Neil Huyck, Pharm.D. is a medical science liaison (MSL) with GlaxoSmithKline. During his 10 years as an MSL he has worked in several therapeutic areas including diabetes, cardiovascular, and urology. His current responsibilities include working with healthcare providers and researchers interested in the field of vaccines and anti-infectives. Prior to joining GSK, Dr Huyck was extensively involved in patient care while working as a clinical pharmacist/coordinator in a large teaching hospital in Kalamazoo, MI.
Graduate of SIU School of Medicine in 2003 and from SIU Family Practice Residency in 2006. She is currently the Medical Director of the Community Health Improvement Center (C.H.I.C). Frances Nelson Health Center is a satellite site. Dr. Ray also currently serves on the City Council in Decatur, IL.
Irfan Ahmad is inaugural president of Avicenna Community Health Center board of directors. Ahmad had conceived of this venture as a social entrepreneurial endeavor, on noticing the plight of uninsured residents of Champaign County. He is recipient of Champaign-Urbana International Humanitarian Award. Ahmad is a research scientist and an agricultural and biological engineer, and is currently Executive Director of the University of Illinois Center for Nanoscale Science and Technology.
Mary Jane LaMontagne, RN, BSN, MBA has 35 years of nursing experience in various ambulatory and acute care settings. She is a graduate of the U of I College of Nursing, the U of I, Springfield College of Business, and is a certified Parish Nurse through the Community Parish Nurse Program sponsored by the Carle Foundation. Mary Jane is employed as a Quality Improvement Coordinator by Health Alliance Medical Plans and is the Parish Nurse for Savoy United Methodist Church, Savoy, IL.
Dr. Susan Farner is a lecturer in the Community Health Department at the University of Illinois at the Urbana-Champaign campus. She has 28 years of experience as a medical technologist with an emphasis in microbiology. She is on the Board and the Policy and Legislative Committee for the Illinois Rural Health Association. She served as the chair of the McLean County IPLAN subcommittee addressing cardiovascular and cerebrovascular disease in the low income, minority, and elderly population.

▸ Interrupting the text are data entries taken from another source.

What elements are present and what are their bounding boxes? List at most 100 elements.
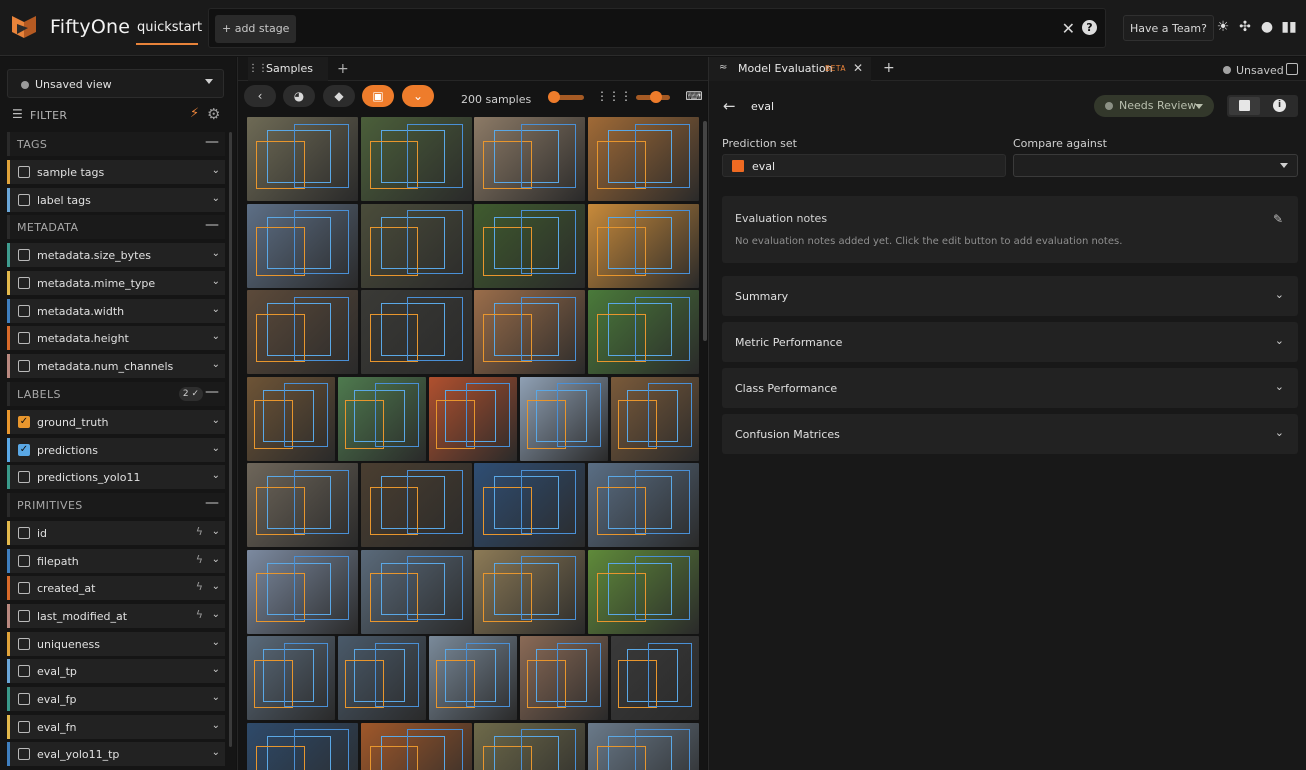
field-checkbox[interactable]: [18, 471, 30, 484]
field-checkbox[interactable]: [18, 360, 30, 373]
size-slider[interactable]: [636, 91, 670, 103]
sidebar-field-ground-truth[interactable]: ✓ ground_truth ⌄: [7, 409, 225, 434]
sample-thumbnail[interactable]: [474, 203, 586, 288]
sample-thumbnail[interactable]: [519, 376, 609, 461]
color-palette-icon[interactable]: ◕: [283, 85, 315, 107]
field-checkbox[interactable]: ✓: [18, 443, 30, 456]
gear-icon[interactable]: ⚙: [207, 105, 220, 123]
view-select[interactable]: Unsaved view: [7, 69, 224, 98]
sidebar-field-eval-fp[interactable]: eval_fp ⌄: [7, 687, 225, 711]
section-summary[interactable]: Summary ⌄: [722, 276, 1298, 316]
sample-thumbnail[interactable]: [474, 549, 586, 634]
sidebar-scrollbar[interactable]: [229, 132, 232, 747]
sample-thumbnail[interactable]: [360, 463, 472, 547]
sidebar-section-primitives[interactable]: PRIMITIVES —: [7, 492, 225, 517]
field-checkbox[interactable]: [18, 304, 30, 317]
collapse-minus-icon[interactable]: —: [205, 495, 219, 511]
help-icon[interactable]: ?: [1082, 20, 1097, 35]
field-checkbox[interactable]: [18, 193, 30, 206]
sample-thumbnail[interactable]: [247, 463, 359, 547]
sample-thumbnail[interactable]: [360, 203, 472, 288]
sample-thumbnail[interactable]: [474, 463, 586, 547]
section-confusion-matrices[interactable]: Confusion Matrices ⌄: [722, 414, 1298, 454]
slack-icon[interactable]: ✣: [1237, 19, 1253, 35]
zoom-slider[interactable]: [548, 91, 584, 103]
chevron-down-icon[interactable]: ⌄: [212, 331, 220, 342]
chevron-down-icon[interactable]: ⌄: [212, 747, 220, 758]
tag-icon[interactable]: ◆: [323, 85, 355, 107]
sidebar-field-eval-tp[interactable]: eval_tp ⌄: [7, 659, 225, 684]
chevron-down-icon[interactable]: ⌄: [212, 470, 220, 481]
sample-thumbnail[interactable]: [587, 722, 699, 770]
add-panel-tab-button[interactable]: +: [883, 60, 895, 76]
slider-knob[interactable]: [548, 91, 560, 103]
sample-thumbnail[interactable]: [428, 636, 518, 720]
field-checkbox[interactable]: [18, 249, 30, 262]
split-layout-icon[interactable]: [1286, 63, 1298, 75]
sidebar-field-filepath[interactable]: filepath ϟ ⌄: [7, 548, 225, 573]
sidebar-field-uniqueness[interactable]: uniqueness ⌄: [7, 631, 225, 656]
sample-thumbnail[interactable]: [360, 722, 472, 770]
chevron-down-icon[interactable]: ⌄: [402, 85, 434, 107]
chevron-left-icon[interactable]: ‹: [244, 85, 276, 107]
sample-thumbnail[interactable]: [474, 117, 586, 201]
chevron-down-icon[interactable]: ⌄: [212, 526, 220, 537]
chevron-down-icon[interactable]: ⌄: [1275, 334, 1284, 347]
back-arrow-icon[interactable]: ←: [723, 97, 736, 115]
collapse-minus-icon[interactable]: —: [205, 217, 219, 233]
sample-thumbnail[interactable]: [360, 117, 472, 201]
chevron-down-icon[interactable]: ⌄: [212, 581, 220, 592]
sidebar-field-metadata-width[interactable]: metadata.width ⌄: [7, 298, 225, 323]
sidebar-field-eval-yolo11-tp[interactable]: eval_yolo11_tp ⌄: [7, 742, 225, 767]
add-tab-button[interactable]: +: [337, 57, 349, 81]
sample-thumbnail[interactable]: [247, 117, 359, 201]
chevron-down-icon[interactable]: ⌄: [1275, 426, 1284, 439]
sidebar-section-labels[interactable]: LABELS 2 ✓ —: [7, 381, 225, 406]
sidebar-field-id[interactable]: id ϟ ⌄: [7, 520, 225, 545]
sidebar-field-predictions-yolo11[interactable]: predictions_yolo11 ⌄: [7, 465, 225, 490]
sidebar-field-created-at[interactable]: created_at ϟ ⌄: [7, 576, 225, 601]
sample-thumbnail[interactable]: [474, 722, 586, 770]
sidebar-field-label-tags[interactable]: label tags ⌄: [7, 187, 225, 212]
section-class-performance[interactable]: Class Performance ⌄: [722, 368, 1298, 408]
field-checkbox[interactable]: [18, 665, 30, 678]
chevron-down-icon[interactable]: ⌄: [1275, 380, 1284, 393]
chevron-down-icon[interactable]: ⌄: [212, 193, 220, 204]
sample-thumbnail[interactable]: [360, 290, 472, 374]
chevron-down-icon[interactable]: ⌄: [212, 692, 220, 703]
sample-thumbnail[interactable]: [519, 636, 609, 720]
tab-model-evaluation[interactable]: ≈ Model Evaluation BETA ✕: [709, 57, 871, 81]
sidebar-section-metadata[interactable]: METADATA —: [7, 215, 225, 240]
field-checkbox[interactable]: [18, 277, 30, 290]
sidebar-section-tags[interactable]: TAGS —: [7, 132, 225, 156]
github-icon[interactable]: ●: [1259, 19, 1275, 35]
sample-thumbnail[interactable]: [360, 549, 472, 634]
sample-thumbnail[interactable]: [337, 376, 427, 461]
collapse-minus-icon[interactable]: —: [205, 134, 219, 150]
sample-thumbnail[interactable]: [474, 290, 586, 374]
sidebar-field-predictions[interactable]: ✓ predictions ⌄: [7, 437, 225, 462]
view-stage-bar[interactable]: + add stage ✕ ?: [208, 8, 1106, 48]
patches-icon[interactable]: ▣: [362, 85, 394, 107]
tab-samples[interactable]: ⋮⋮ Samples: [248, 57, 328, 81]
sample-thumbnail[interactable]: [587, 203, 699, 288]
chevron-down-icon[interactable]: ⌄: [212, 720, 220, 731]
field-checkbox[interactable]: [18, 166, 30, 178]
chevron-down-icon[interactable]: ⌄: [212, 664, 220, 675]
close-tab-icon[interactable]: ✕: [853, 61, 863, 75]
field-checkbox[interactable]: [18, 332, 30, 345]
sample-thumbnail[interactable]: [247, 722, 359, 770]
chevron-down-icon[interactable]: ⌄: [212, 359, 220, 370]
lightning-icon[interactable]: ⚡: [190, 106, 199, 121]
field-checkbox[interactable]: [18, 526, 30, 539]
sidebar-field-sample-tags[interactable]: sample tags ⌄: [7, 160, 225, 184]
compare-against-select[interactable]: [1013, 154, 1298, 177]
field-checkbox[interactable]: [18, 720, 30, 733]
chevron-down-icon[interactable]: ⌄: [212, 609, 220, 620]
grid-layout-icon[interactable]: ⋮⋮⋮: [596, 85, 632, 107]
chevron-down-icon[interactable]: ⌄: [212, 276, 220, 287]
sidebar-field-eval-fn[interactable]: eval_fn ⌄: [7, 714, 225, 739]
sample-thumbnail[interactable]: [337, 636, 427, 720]
field-checkbox[interactable]: [18, 582, 30, 595]
sample-thumbnail[interactable]: [610, 376, 699, 461]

David currently works with Franciscan Alliance, St. Margaret Health, in Hammond and Dyer, IN, as Disaster preparedness Coord. His background is in public health and emergency preparedness. He is a former professional firefighter and earned his PhD in public and community health from Walden University where he also teaches in the School of Public Policy and Administration. David has published and presented internationally regarding disaster and emergency preparedness and has also assisted in relief efforts in Haiti after the earthquake. He was recently honored with the Timothy Galvin Award for community outreach and philanthropy.

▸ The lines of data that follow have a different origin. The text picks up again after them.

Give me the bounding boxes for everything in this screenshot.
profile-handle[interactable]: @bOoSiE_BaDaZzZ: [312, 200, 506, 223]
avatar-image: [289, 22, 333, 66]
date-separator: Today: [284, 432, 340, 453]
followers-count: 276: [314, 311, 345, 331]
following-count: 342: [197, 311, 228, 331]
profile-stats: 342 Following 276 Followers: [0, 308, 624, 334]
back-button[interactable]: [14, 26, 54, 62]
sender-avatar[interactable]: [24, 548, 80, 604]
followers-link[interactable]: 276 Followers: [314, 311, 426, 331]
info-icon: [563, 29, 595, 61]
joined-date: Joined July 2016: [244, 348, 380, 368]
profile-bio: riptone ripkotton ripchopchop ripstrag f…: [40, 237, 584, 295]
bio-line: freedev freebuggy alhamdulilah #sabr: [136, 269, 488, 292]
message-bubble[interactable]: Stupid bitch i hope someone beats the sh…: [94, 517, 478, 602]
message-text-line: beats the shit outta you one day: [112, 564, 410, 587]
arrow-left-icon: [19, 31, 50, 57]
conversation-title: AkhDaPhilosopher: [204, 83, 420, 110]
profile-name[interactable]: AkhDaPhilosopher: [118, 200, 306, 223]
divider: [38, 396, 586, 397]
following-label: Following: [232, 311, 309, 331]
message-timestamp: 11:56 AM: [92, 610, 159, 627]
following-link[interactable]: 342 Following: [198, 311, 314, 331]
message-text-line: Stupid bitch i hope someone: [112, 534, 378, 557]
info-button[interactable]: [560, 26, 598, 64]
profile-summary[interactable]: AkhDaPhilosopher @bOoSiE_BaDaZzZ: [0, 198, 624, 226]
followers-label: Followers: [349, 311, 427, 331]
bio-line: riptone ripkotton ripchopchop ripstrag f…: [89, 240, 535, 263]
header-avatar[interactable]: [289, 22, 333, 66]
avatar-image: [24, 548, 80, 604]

Judy Conway is the Infection Control Coordinator for the Illinois Department of Public Health (IDPH) Office of Health Protection Communicable Disease Control Section. She is a graduate of St. John's Hospital School of Nursing (Springfield, IL) and the University of St. Francis (Joliet, IL). Her hospital nursing background includes pediatrics, neonatal intensive care, utilization management, quality improvement, and infection control. Judy has worked for IDPH since 2003 and has been certified in infection control since 1995.